As an undergraduate, I am concerned about how students will manage their mental health as we return to school after a tumultuous year. No one has planned for a pandemic in 2020, but we are presented with the unfortunate task of navigating these unknown times. Unfortunately, college students must navigate both worldwide events and stressful schoolwork. Unlike other countries that prioritize their citizen’s mental health, the United States has decided that physical and mental health is not a priority — and university students will suffer because of this.
College students make up a good number of people whose mental health will be negatively affected, and many fear that their colleges are not equipped to handle this.
For many students, college is already stressful enough, juggling schoolwork, jobs and extracurricular activities, but the community created in these environments often helps one cope. However, due to COVID-19, those communities are going to look quite different; many students cannot afford to go back to school, and others will be quarantined on campus. All of these add on to the impending loneliness college students are going to feel.
A survey done by the Healthy Minds Network between March and May found an increase in depression amongst college students. Considering how difficult it is to access mental health services, universities can step in and help their students by providing efficient online mental health resources.
This pandemic will have long-lasting effects on our mental and physical health. Even before COVID-19 colleges were not adequately equipped to help its students and now more than ever, students’ mental health needs to be prioritized.
The current pandemic highlights the need for improved mental health for students. Students are forced to cope with the loss of physical contact, inability to see their loved ones, loss of jobs and the death of family members. And we don’t have a chance to mourn our losses.
Even more, the idea that college students will be paying thousands of dollars in tuition and not receive adequate care is something for which students should not settle.

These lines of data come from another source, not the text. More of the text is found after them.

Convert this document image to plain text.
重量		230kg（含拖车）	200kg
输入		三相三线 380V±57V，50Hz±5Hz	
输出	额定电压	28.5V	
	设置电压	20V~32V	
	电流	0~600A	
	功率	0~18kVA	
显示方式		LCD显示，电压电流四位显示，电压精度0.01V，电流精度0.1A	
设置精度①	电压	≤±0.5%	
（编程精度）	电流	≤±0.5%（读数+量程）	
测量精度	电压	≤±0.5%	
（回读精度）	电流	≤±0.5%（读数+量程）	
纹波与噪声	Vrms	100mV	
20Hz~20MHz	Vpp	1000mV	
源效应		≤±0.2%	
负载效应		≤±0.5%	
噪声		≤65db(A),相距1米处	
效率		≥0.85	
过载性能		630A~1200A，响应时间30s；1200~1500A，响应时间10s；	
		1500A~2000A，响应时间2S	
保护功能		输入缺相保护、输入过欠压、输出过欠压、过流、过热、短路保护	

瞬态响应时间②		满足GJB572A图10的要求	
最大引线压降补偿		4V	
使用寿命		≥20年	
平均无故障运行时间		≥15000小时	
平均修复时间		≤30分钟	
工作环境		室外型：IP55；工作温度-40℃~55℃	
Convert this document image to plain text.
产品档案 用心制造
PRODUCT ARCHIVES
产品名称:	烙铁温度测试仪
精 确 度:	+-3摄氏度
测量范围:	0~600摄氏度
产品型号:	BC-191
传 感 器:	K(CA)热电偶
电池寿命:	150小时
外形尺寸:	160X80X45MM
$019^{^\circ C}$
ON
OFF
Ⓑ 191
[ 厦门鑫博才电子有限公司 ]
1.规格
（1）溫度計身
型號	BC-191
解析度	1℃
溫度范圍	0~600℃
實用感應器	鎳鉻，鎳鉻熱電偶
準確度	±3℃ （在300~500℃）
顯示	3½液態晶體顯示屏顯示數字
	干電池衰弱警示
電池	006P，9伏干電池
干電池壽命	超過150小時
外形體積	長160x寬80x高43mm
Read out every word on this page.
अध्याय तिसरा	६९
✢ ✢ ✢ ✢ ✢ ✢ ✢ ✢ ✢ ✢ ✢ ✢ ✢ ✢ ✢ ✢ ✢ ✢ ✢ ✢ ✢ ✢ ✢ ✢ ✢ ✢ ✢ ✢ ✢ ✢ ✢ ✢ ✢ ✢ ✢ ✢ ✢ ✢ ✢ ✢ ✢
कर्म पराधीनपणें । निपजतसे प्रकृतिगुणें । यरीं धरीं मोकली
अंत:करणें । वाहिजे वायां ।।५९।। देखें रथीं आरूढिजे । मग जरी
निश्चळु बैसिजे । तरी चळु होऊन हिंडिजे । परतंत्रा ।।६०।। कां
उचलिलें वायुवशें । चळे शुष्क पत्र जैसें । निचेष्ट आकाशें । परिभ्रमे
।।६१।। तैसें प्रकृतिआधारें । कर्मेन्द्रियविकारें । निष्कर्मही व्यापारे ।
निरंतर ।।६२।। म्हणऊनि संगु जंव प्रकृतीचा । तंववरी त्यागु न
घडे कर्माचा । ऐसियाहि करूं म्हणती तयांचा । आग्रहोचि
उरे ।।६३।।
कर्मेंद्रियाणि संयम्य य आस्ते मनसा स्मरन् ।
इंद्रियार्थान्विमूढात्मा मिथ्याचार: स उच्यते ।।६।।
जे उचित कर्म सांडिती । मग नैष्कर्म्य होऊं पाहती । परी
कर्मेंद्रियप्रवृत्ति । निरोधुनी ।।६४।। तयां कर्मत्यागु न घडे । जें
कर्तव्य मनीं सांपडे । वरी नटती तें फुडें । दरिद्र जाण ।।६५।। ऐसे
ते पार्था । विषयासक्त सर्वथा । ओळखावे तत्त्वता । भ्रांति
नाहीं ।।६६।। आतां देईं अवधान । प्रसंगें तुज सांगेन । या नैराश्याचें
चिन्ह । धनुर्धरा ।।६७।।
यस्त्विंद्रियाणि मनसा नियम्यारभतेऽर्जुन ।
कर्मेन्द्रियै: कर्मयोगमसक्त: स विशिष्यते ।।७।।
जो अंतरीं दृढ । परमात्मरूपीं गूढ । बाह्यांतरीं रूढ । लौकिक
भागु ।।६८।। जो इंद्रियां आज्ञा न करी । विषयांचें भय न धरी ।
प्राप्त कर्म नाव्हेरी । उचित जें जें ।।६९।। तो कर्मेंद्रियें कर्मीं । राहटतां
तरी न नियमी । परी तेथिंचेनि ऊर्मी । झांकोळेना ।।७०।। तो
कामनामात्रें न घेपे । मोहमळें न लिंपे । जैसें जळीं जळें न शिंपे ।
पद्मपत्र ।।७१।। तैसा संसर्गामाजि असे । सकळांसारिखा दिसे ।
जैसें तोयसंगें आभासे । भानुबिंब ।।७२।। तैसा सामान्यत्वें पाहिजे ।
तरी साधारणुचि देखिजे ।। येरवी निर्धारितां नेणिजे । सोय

The pandemic heaps stress on us and it is not lightweight. It weakens the human immune system and makes us sick, a burden we cannot afford. Stress robs our sleep, distorts thinking, warps mental health, which in turn, reflects on our performance at school.
How much leeway do students have to take time for themselves, mourn, and be given proper mental health resources without fear of repercussion such as having to withdraw from an institution or failure of a course?
This burden is not just on university administrators but also on professors, while everyone is being affected by this virus, will professors hold space for students and their mental health? Mandatory class meeting times, strict deadlines and even harsher punishments are not needed during this time of unknown effects of this new virus.
When institutions first went online, many struggled with the motivation to work, depression, lack of space to concentrate on school tasks and mental disorders like ADHD that prevent one from concentrating or learning online. With no in-person support system, many students have not had the chance to grieve and process their emotions properly. Soon they will be asked to go back to school, but how can one succeed with the trauma of COVID-19 on their shoulders?
Nevertheless, during the horrible experience that is COVID-19, many students have been able to persevere and come together to help each other. From sharing online games to group-watched parties over zoom, students have found ways to create an online community. Still, while colleges expect students to pay thousands of dollars during a global pandemic. In that case, they must step up and treat their students better, and that means providing proper mental health resources and not underfunded health centers.
Dealing with the loss of physical contact and loss of lives is enough to disrupt one’s life completely. We are in constant survival mode, and if colleges want to justify why students should still pay thousands of dollars in tuition, they need to be ready to help and hold space for their students, especially the more vulnerable ones.